Question

Amount of $75.2\,g$of ${C_6}{H_5}OH$(phenol) is dissolved in $960\,g$of solvent of ${K_f} = 14K\,Kg\,mo{l^{ - 1}}$. If the depression in the freezing point is 7K, then find the percentage of phenol that dimerizes.
A) $75$
B) $80$
C) $30$
D) $40$

Answer 1

Freezing point is defined as the temperature at which the chemical potential of a pure liquid solvent is equal to the chemical potential of a solid solvent, upon addition of a non-volatile solute into the solvent the chemical potential value falls and now the liquid solvent reaches the same chemical potential value as that of solid solvent at a temperature lower than the earlier this in scientific terms is known as depression in freezing point. Depression in Freezing point is a colligative property thus it only depends on the number of non- volatile solute particles added and not on their type.

Complete solution:
Calculating the molar mass of the solute,
Molar mass of phenol ${C_6}{H_5}OH$
$= 6 \times 12 + 5 \times 1 + 1 \times 16 + 1 \times 1 \\\ = 72 + 5 + 16 + 1 \\\ = 94\,g\,mo{l^{ - 1}} \\\$
Molality of the phenolic solution $= \dfrac{w}{M} \times \dfrac{{1000}}{{mass\,of\,solvent\,in\,g}}$
We are provided with these values in the question,
$w = 75.2\,g \\\ M = 94\,g\,mo{l^{ - 1}} \\\ \\\$
Mass of solvent $= 960g$
Substituting values in the given formula;
$= \dfrac{{75.2}}{{94}} \times \dfrac{{1000}}{{960}}mol\,K{g^{ - 1}}$
$= 0.83\,mol\,K{g^{ - 1}}$
Now, we have to calculate the value of Van't Hoff’s factor;
$\Delta {T_f} = im{K_f}$
We are provided with these values in the question,
${K_f} = 14K\,Kg\,mo{l^{ - 1}}$
$\Delta {T_f} = 7K$
We have calculated molality. It came out to be $= 0.83\,mol\,K{g^{ - 1}}$
m $= 0.83\,mol\,K{g^{ - 1}}$
Substituting the values, we get
$7 = i \times 14 \times 0.83$
$i = \dfrac{7}{{14 \times 0.83}}$ $= 0.602$
The equilibrium reaction for the dimerization of phenol can be written as:
$2{C_6}{H_5}OH\underset {} \leftrightarrows {\left( {{C_6}{H_5}OH} \right)_2}$

(initially when whole phenol is non-dimerized)	$1$	$0$
(degree of association $\alpha$)	$1 - \alpha$	$\alpha /2$

Total no. of moles $= 1 - \alpha + \alpha /2$ $= 1 - \alpha /2$
Equating it equal to i,
$1 - \alpha /2 = i$
$1 - i = \alpha /2 \\\ 2(1 - i) = \alpha \\\ 2(1 - 0.602) = 2(0.398) = 0.796 = 0.80 = 80\% \\\$
So, the correct answer is $\left( b \right)80$.
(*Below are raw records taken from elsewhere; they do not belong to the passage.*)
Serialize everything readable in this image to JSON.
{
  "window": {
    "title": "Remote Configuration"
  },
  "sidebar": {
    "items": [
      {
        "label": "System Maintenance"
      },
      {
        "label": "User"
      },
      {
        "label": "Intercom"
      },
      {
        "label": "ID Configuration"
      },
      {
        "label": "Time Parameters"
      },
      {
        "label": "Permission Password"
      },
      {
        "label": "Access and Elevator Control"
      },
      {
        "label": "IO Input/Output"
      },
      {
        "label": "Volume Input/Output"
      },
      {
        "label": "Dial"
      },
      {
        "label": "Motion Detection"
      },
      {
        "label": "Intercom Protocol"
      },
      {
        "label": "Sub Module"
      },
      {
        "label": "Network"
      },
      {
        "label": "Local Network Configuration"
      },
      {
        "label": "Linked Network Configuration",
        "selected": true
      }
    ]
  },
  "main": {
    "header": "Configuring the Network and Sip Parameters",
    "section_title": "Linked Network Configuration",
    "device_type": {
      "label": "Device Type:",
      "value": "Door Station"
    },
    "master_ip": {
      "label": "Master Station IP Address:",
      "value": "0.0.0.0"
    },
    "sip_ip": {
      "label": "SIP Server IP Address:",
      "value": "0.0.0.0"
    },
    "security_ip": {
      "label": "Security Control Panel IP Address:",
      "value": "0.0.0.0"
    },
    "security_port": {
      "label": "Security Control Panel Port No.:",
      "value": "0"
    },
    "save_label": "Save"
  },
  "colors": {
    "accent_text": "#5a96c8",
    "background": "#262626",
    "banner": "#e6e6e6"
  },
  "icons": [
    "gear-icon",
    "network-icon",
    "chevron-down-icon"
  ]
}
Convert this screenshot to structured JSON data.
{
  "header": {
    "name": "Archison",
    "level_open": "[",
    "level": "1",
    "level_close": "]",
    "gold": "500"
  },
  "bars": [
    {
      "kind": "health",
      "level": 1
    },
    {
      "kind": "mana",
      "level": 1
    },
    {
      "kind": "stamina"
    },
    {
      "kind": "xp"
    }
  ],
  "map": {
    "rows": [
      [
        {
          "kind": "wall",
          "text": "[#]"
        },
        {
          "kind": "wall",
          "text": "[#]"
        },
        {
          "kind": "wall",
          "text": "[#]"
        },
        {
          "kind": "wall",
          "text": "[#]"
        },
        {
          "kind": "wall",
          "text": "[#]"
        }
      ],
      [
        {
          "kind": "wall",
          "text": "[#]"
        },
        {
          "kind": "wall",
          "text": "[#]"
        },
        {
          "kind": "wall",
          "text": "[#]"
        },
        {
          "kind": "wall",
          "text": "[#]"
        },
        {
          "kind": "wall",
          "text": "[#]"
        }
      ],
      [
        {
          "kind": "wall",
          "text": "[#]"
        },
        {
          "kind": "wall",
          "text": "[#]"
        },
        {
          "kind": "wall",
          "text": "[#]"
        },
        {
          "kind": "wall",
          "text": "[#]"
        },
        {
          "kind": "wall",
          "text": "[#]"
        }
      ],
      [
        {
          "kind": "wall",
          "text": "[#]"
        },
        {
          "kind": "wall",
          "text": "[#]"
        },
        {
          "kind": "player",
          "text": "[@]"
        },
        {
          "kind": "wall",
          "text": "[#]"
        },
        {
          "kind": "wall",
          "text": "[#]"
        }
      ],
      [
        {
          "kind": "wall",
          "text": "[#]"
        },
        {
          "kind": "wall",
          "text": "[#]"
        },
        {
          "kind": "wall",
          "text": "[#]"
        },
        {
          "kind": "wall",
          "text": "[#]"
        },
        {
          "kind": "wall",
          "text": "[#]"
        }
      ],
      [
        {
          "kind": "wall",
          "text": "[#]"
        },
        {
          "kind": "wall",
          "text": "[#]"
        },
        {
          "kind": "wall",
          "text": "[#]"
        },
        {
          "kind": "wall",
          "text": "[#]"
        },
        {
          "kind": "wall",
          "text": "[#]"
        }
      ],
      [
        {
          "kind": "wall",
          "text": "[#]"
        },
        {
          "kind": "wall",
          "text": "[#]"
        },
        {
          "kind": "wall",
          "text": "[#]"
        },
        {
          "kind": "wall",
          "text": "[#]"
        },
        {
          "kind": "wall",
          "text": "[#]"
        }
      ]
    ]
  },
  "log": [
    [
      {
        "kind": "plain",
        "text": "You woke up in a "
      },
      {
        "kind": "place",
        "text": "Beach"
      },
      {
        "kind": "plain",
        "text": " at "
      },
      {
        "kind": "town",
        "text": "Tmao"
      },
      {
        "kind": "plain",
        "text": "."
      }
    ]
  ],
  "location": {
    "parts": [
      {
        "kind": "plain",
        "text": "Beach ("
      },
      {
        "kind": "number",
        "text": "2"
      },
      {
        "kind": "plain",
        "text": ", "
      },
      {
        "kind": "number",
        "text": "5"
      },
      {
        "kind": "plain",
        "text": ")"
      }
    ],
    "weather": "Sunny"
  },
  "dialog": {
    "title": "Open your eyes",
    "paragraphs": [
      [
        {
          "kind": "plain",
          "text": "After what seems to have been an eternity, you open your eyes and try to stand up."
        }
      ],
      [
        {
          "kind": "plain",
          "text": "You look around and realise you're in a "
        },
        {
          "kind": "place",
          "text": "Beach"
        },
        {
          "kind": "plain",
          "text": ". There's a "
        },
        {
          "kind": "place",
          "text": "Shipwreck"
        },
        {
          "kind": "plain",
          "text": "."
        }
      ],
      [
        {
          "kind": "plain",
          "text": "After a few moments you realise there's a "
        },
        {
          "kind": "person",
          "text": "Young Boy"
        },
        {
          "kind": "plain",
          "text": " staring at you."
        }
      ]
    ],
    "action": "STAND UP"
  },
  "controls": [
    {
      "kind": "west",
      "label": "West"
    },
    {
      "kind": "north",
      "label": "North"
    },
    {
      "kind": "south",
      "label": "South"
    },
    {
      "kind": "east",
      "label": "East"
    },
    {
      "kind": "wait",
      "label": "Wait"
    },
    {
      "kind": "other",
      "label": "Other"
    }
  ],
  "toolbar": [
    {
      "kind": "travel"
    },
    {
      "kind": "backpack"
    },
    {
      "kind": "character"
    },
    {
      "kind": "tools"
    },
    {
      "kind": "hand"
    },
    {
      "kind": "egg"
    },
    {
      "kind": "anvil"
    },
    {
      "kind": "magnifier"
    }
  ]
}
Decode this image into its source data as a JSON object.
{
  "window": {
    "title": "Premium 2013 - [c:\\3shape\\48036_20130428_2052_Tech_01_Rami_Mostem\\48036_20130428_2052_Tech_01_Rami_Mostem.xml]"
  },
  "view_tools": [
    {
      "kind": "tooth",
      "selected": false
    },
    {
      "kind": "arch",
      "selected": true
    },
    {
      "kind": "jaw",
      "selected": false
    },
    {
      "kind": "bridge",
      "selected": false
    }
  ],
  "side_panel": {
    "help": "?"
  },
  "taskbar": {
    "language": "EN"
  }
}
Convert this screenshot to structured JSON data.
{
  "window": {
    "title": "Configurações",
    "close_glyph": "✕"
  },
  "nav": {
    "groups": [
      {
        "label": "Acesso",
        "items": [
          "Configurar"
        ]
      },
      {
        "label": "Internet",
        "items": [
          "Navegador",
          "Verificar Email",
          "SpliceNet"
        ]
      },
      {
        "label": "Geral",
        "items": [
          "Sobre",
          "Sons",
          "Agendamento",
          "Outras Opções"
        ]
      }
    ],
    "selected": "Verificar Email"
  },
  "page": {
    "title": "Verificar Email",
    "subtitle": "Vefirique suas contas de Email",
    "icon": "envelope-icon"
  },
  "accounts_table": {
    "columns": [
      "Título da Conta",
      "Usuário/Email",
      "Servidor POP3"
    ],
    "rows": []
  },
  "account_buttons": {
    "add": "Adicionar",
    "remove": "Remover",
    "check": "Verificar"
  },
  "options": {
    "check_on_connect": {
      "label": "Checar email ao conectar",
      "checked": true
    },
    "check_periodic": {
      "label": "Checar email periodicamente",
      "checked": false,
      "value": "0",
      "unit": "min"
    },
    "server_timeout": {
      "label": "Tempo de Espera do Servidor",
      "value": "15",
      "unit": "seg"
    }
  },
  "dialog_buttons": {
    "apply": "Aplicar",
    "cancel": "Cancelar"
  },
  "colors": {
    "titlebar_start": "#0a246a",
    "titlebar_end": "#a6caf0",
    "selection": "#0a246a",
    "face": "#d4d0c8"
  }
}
Note: While doing questions like above where dimerization is involved, always use the degree of association wisely because even a small error while handling the degree of dissociation would change the answer completely leading to a different incorrect answer. Also be careful while calculating molar mass of the solute.